Route table growth and hardware limits...talk to the filter

Date: Tue, 11 Sep 2007 10:34:20 -0500
From: "Church, Charles" <cchurc05@harris.com>
Sender: owner-nanog@merit.edu

I'm willing to bet that Cisco's sales team is pushing back a little on
this enhancement. Given the choice between prolonging the usefulness of
Sup2 for another year or two versus selling a massive amount of new
Sup720-3BXLs, I'm betting they'll do the later.

Yes, but higher management should understand that when customers feel
that they are being forced to buy expensive hardware because a software
"fix" is deemed bad for sales, they are likely to buy someone other
companies products.

I was playing with a sup2 adding in extra routes to the point that it ran out of memory. Unfortunately, it didn't just drop routes like I thought it would. CEF disabled itself as well, which on a busy box would be a disaster.

Is this what people expect will happen in a few months to people using sup2s? Or am I missing something else?

-Matt

That's not good. What software version was it running?
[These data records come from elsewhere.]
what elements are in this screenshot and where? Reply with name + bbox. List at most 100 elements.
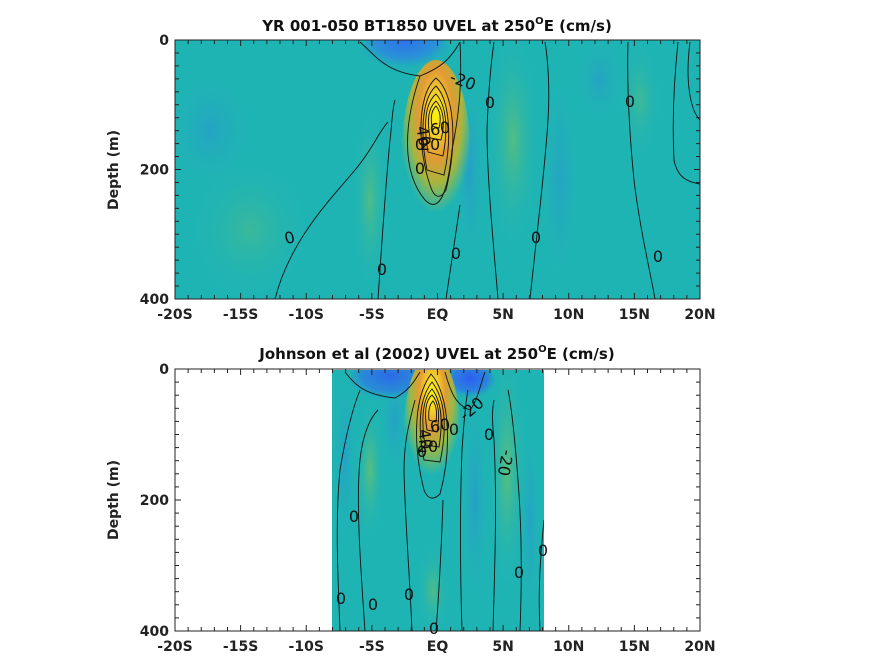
x-tick-label: EQ [427, 307, 449, 323]
contour-label: 0 [485, 93, 495, 112]
x-tick-label: -5S [359, 639, 385, 655]
contour-label: 20 [420, 135, 440, 154]
contour-label: -20 [494, 448, 517, 477]
contour-line [445, 204, 461, 299]
panel-model-uvel: YR 001-050 BT1850 UVEL at 250OE (cm/s) [106, 16, 716, 323]
x-tick-label: -20S [157, 639, 192, 655]
contour-label: 0 [417, 442, 427, 461]
x-tick-label: 15N [619, 639, 650, 655]
contour-line [529, 41, 550, 299]
x-tick-label: 10N [553, 307, 584, 323]
x-tick-label: 15N [619, 307, 650, 323]
x-tick-label: 5N [492, 639, 513, 655]
y-tick-label: 400 [140, 624, 169, 640]
panel2-heatmap [332, 370, 544, 631]
contour-label: 20 [418, 437, 438, 456]
contour-label: 0 [349, 507, 359, 526]
contour-line [420, 77, 454, 197]
panel2-field-patch [417, 545, 449, 631]
x-tick-label: -5S [359, 307, 385, 323]
panel2-ylabel: Depth (m) [106, 460, 122, 540]
panel2-westward-current [445, 370, 495, 400]
contour-line [435, 499, 444, 631]
contour-line [357, 409, 379, 631]
contour-label: 0 [415, 135, 425, 154]
contour-line [336, 389, 361, 631]
contour-line [672, 41, 700, 185]
contour-line [377, 99, 396, 299]
contour-label: 0 [429, 619, 439, 638]
panel1-ylabel: Depth (m) [106, 130, 122, 210]
contour-line [274, 121, 389, 299]
panel2-field-patch [461, 390, 489, 610]
contour-label: 60 [428, 414, 451, 436]
contour-label: 0 [653, 247, 663, 266]
panel1-field-patch [352, 110, 388, 290]
contour-label: 0 [282, 227, 297, 248]
panel1-field-patch [575, 40, 625, 125]
x-tick-label: 20N [684, 307, 715, 323]
contour-line [486, 41, 499, 299]
panel2-field-patch [520, 420, 540, 620]
contour-label: 40 [414, 427, 436, 450]
y-tick-label: 200 [140, 493, 169, 509]
panel2-contours [336, 371, 544, 631]
contour-label: 0 [368, 595, 378, 614]
contour-line [687, 41, 700, 121]
contour-line [507, 389, 522, 631]
y-tick-label: 0 [159, 362, 169, 378]
contour-line [422, 388, 442, 448]
contour-label: 0 [625, 92, 635, 111]
panel2-field-patch [356, 400, 384, 540]
contour-line [444, 371, 486, 411]
panel2-undercurrent-core [404, 370, 460, 505]
contour-line [425, 93, 447, 157]
contour-label: 0 [484, 425, 494, 444]
contour-label: 0 [449, 420, 459, 439]
panel2-field-patch [489, 370, 525, 590]
contour-line [422, 85, 450, 176]
panel-johnson-uvel: Johnson et al (2002) UVEL at 250OE (cm/s… [106, 344, 716, 655]
x-tick-label: -10S [289, 639, 324, 655]
panel1-title: YR 001-050 BT1850 UVEL at 250OE (cm/s) [261, 16, 612, 35]
contour-line [538, 519, 544, 631]
contour-line [428, 100, 444, 141]
contour-line [407, 41, 462, 205]
contour-label: 60 [428, 117, 451, 139]
panel2-field-patch [333, 370, 357, 550]
y-tick-label: 0 [159, 33, 169, 49]
panel1-contours [274, 41, 700, 299]
contour-label: 0 [538, 541, 548, 560]
contour-label: 0 [377, 260, 387, 279]
contour-line [403, 399, 416, 631]
contour-line [416, 373, 448, 499]
panel1-undercurrent-core [402, 60, 470, 240]
x-tick-label: 5N [492, 307, 513, 323]
contour-line [344, 371, 421, 399]
contour-line [419, 381, 445, 463]
contour-label: 0 [514, 563, 524, 582]
contour-label: 0 [404, 585, 414, 604]
contour-label: 0 [336, 589, 346, 608]
panel2-contour-labels: -20 -20 0 0 0 0 0 0 0 0 0 0 60 40 20 [336, 393, 548, 638]
panel1-field-patch [488, 40, 538, 250]
y-tick-label: 400 [140, 292, 169, 308]
panel2-title: Johnson et al (2002) UVEL at 250OE (cm/s… [258, 344, 614, 363]
x-tick-label: 10N [553, 639, 584, 655]
contour-label: 0 [415, 159, 425, 178]
x-tick-label: -10S [289, 307, 324, 323]
x-tick-label: 20N [684, 639, 715, 655]
y-tick-label: 200 [140, 163, 169, 179]
contour-label: 0 [451, 244, 461, 263]
x-tick-label: EQ [427, 639, 449, 655]
contour-line [492, 399, 496, 631]
panel1-field-patch [540, 70, 580, 290]
contour-line [428, 400, 437, 423]
contour-line [460, 389, 469, 631]
contour-line [425, 394, 440, 433]
contour-line [627, 41, 656, 299]
panel1-field-patch [175, 70, 255, 190]
contour-line [430, 105, 441, 129]
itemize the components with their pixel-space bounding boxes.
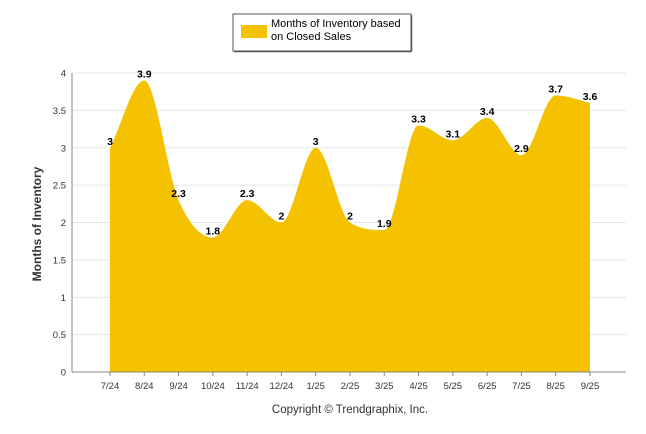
axes xyxy=(71,73,626,373)
x-tick-label: 9/25 xyxy=(581,381,600,392)
data-label: 3.3 xyxy=(411,113,426,125)
y-tick-label: 0.5 xyxy=(53,330,66,341)
x-tick-labels: 7/24 8/24 9/24 10/24 11/24 12/24 1/25 2/25 3/25 4… xyxy=(101,372,600,392)
x-tick-label: 9/24 xyxy=(169,381,188,392)
data-label: 3 xyxy=(107,136,113,148)
x-tick-label: 5/25 xyxy=(444,381,463,392)
area-series xyxy=(110,80,590,372)
y-axis-title: Months of Inventory xyxy=(30,166,44,281)
legend-label-line-2: on Closed Sales xyxy=(271,31,352,43)
data-label: 2.3 xyxy=(171,188,186,200)
y-tick-label: 2.5 xyxy=(53,181,66,192)
y-tick-label: 1 xyxy=(61,293,66,304)
legend-swatch xyxy=(241,25,267,38)
data-label: 1.9 xyxy=(377,218,392,230)
legend[interactable]: Months of Inventory based on Closed Sale… xyxy=(232,13,413,53)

While it is not good, the alternative approach would leave an indeterminate
routing table in hardware. Would you like the packets to go to randomized
directions?

The box is trying to do the right thing by turning off CEF and switching
everything in software since in this case software is the only entity in the
system with a consistent FIB.

An alternate would be to use the hardware forwarding tables as a limited
size cache (similar but not exactly as in the 7000 router). I am sure that
this is a large software effort and whether the hardware can support this is
questionable.

SUP2 was a great RP with a really long life, but maybe it is time to move on
to a SUP720 with the large table option and then grab a cold one :wink:

Cheers,

Bora

I was playing with a sup2 adding in extra routes to the point that it ran out
of memory. Unfortunately, it didn't just drop routes like I thought it would.
CEF disabled itself as well, which on a busy box would be a disaster.

Is this what people expect will happen in a few months to people using sup2s?
Or am I missing something else?

That's not good. What software version was it running?

While it is not good, the alternative approach would leave an indeterminate
routing table in hardware. Would you like the packets to go to randomized
directions?

No, but someone previously posted that with later software versions, when TCAM runs out, packets for those routes that fit in TCAM are hardware switched, and only traffic for the remaining routes that didn't fit are software switched. That could potentially go unnoticed for some time, while software switching all traffic is likely be impossible on many installations. I kind of doubt the MSFC2 can software switch gigabits/s of traffic (or anything close to gigabits/s).

SUP2 was a great RP with a really long life, but maybe it is time to move on
to a SUP720 with the large table option and then grab a cold one :wink:

Or start filtering some of the twit networks that totally deagg their CIDRs. I see a game of internet chicken in the near future...only some of the players don't realize they're playing.

That is what I thought as well, but I'm afraid the only MSFC2s I have are
attached to my SUP32s in production. And so destructive testing like this
would be, you know, bad. But it would be really good to know what to
expect. One possibility means that we might see occasional CPU spikes. The
other possibility means the box will start sucking more than this year's
factory Honda team. I suppose I could ask Cisco, but if anyone else has
done any testing it'd be good to hear about it...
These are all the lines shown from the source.